A statewide Consortium provides a model of collaboration and research.
A statewide Consortium provides a model of collaboration and research
Last year, administrators of the Tennessee Mouse Genome Consortium requested a million dollars from the governor to fund "operational support."
It may seem like a lot of money, but the Consortium represents much more than the latest in rodent—based research.
Memphis—based UT Health Science Center is the leader in the field of mouse genetics, but it is also a model of collaborative research. UTHSC is responsible for the establishment of ground—breaking research consortia such as the Tennessee Mouse Genome project, which in 1998 cobbled together many of the state's best minds from member institutions: the universities of Memphis, Tennessee, East Tennessee State and Vanderbilt, along with Meharry Medical College, Oak Ridge National Laboratory and St. Jude Children's Research Hospital. Steve Schwab, executive dean of UTHSC, says the funding, an indirect complement to recent federal support, will further develop and expand UTHSC's leadership position in experimental translational medicine in the state of Tennessee.
"We see this as a possible start to a much larger program in the genetics of personalized health care," Schwab says.
Schwab considers this especially important for the development of personalized health care—gene—based medical care combined with health information technology that enables physicians to deliver individualized care. The project's specially developed mice populations power the development of experimental translational medicine, which studies genetics in diseases that attack people.
"We can do great research using just human clinical studies and so—called genome—wide association studies," Schwab continues. "But to develop and test cures and drugs, we need much more efficient experimental mouse populations that we can study with greater experimental control." The Tennessee Mouse Genome project, which has been funded through the Department of Defense, provides researchers with a unique population pool that allows the analysis of multiple gene diseases. The state funding, which Schwab's office expects to clear the budgeting process, will help the state become a dominating international competitor in the world of mouse genetics and models. "It's about individualized medicine," says UTHSC's Robert Williams, a member of the project's steering committee, "and it's about experimentalized medicine."
Tennessee is the only state in the country that has pulled together its collective research institutions to collaboratively identify and study genetically based diseases in mice. And the funding will assist recruiting new members and growing the aggregated research pool and research power wielded by the Consortium.
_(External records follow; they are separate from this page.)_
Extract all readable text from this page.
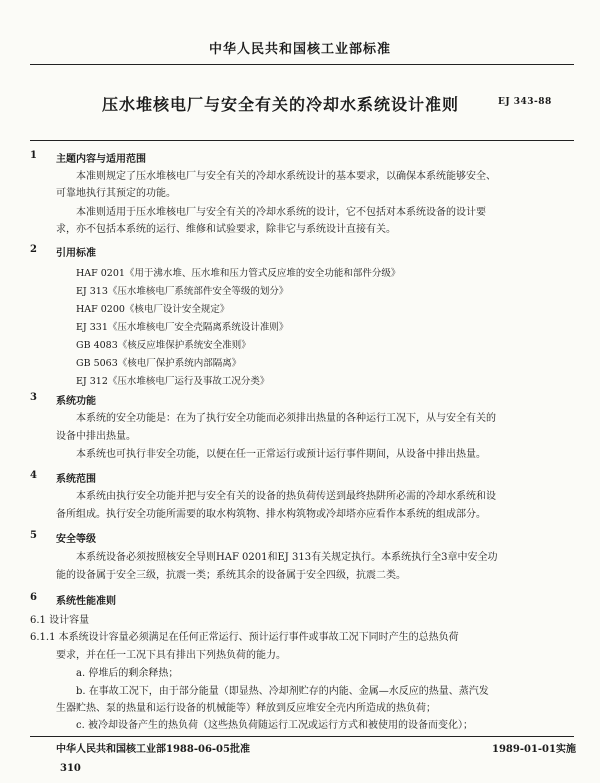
中华人民共和国核工业部标准
压水堆核电厂与安全有关的冷却水系统设计准则	EJ 343-88
1 主题内容与适用范围
本准则规定了压水堆核电厂与安全有关的冷却水系统设计的基本要求，以确保本系统能够安全、
可靠地执行其预定的功能。
本准则适用于压水堆核电厂与安全有关的冷却水系统的设计，它不包括对本系统设备的设计要
求，亦不包括本系统的运行、维修和试验要求，除非它与系统设计直接有关。
2 引用标准
HAF 0201《用于沸水堆、压水堆和压力管式反应堆的安全功能和部件分级》
EJ 313《压水堆核电厂系统部件安全等级的划分》
HAF 0200《核电厂设计安全规定》
EJ 331《压水堆核电厂安全壳隔离系统设计准则》
GB 4083《核反应堆保护系统安全准则》
GB 5063《核电厂保护系统内部隔离》
EJ 312《压水堆核电厂运行及事故工况分类》
3 系统功能
本系统的安全功能是：在为了执行安全功能而必须排出热量的各种运行工况下，从与安全有关的
设备中排出热量。
本系统也可执行非安全功能，以便在任一正常运行或预计运行事件期间，从设备中排出热量。
4 系统范围
本系统由执行安全功能并把与安全有关的设备的热负荷传送到最终热阱所必需的冷却水系统和设
备所组成。执行安全功能所需要的取水构筑物、排水构筑物或冷却塔亦应看作本系统的组成部分。
5 安全等级
本系统设备必须按照核安全导则HAF 0201和EJ 313有关规定执行。本系统执行全3章中安全功
能的设备属于安全三级，抗震一类；系统其余的设备属于安全四级，抗震二类。
6 系统性能准则
6.1 设计容量
6.1.1 本系统设计容量必须满足在任何正常运行、预计运行事件或事故工况下同时产生的总热负荷
要求，并在任一工况下具有排出下列热负荷的能力。
a. 停堆后的剩余释热；
b. 在事故工况下，由于部分能量（即显热、冷却剂贮存的内能、金属—水反应的热量、蒸汽发
生器贮热、泵的热量和运行设备的机械能等）释放到反应堆安全壳内所造成的热负荷；
c. 被冷却设备产生的热负荷（这些热负荷随运行工况或运行方式和被使用的设备而变化）；
中华人民共和国核工业部1988-06-05批准	1989-01-01实施
310
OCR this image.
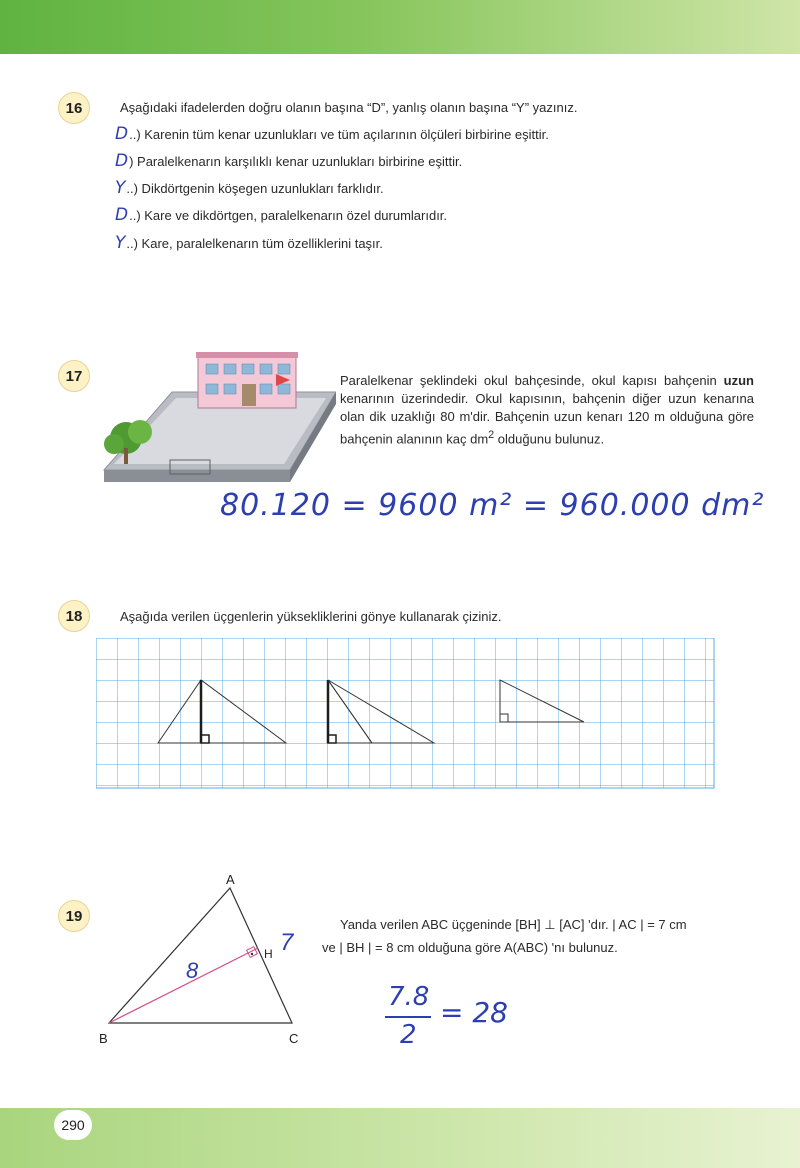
16	Aşağıdaki ifadelerden doğru olanın başına “D”, yanlış olanın başına “Y” yazınız.
D..) Karenin tüm kenar uzunlukları ve tüm açılarının ölçüleri birbirine eşittir.
D) Paralelkenarın karşılıklı kenar uzunlukları birbirine eşittir.
Y..) Dikdörtgenin köşegen uzunlukları farklıdır.
D..) Kare ve dikdörtgen, paralelkenarın özel durumlarıdır.
Y..) Kare, paralelkenarın tüm özelliklerini taşır.
17	Paralelkenar şeklindeki okul bahçesinde, okul kapısı bahçenin uzun kenarının üzerindedir. Okul kapısının, bahçenin diğer uzun kenarına olan dik uzaklığı 80 m'dir. Bahçenin uzun kenarı 120 m olduğuna göre bahçenin alanının kaç $dm^2$ olduğunu bulunuz.
80.120 = 9600 m² = 960.000 dm²
18	Aşağıda verilen üçgenlerin yüksekliklerini gönye kullanarak çiziniz.
19
A
B	C
H
8
7
Yanda verilen ABC üçgeninde [BH] ⊥ [AC] 'dır. | AC | = 7 cm
ve | BH | = 8 cm olduğuna göre A(ABC) 'nı bulunuz.
7.8
2
= 28
290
Schwab also expects to begin building a commercial infrastructure around the new program. The Memphis community, namely the Memphis Bioworks Foundation, is behind the economic development of biotechnology.
Ultimately, the very act of involving so many minds in an active statewide collaboration—and getting federal and state funding for it—may prove as valuable to Tennessee's scientific community as the research itself. Meanwhile, the UTHSC—led group and its herd of mice will continue building models, breaking molds and delivering health research with global benefits.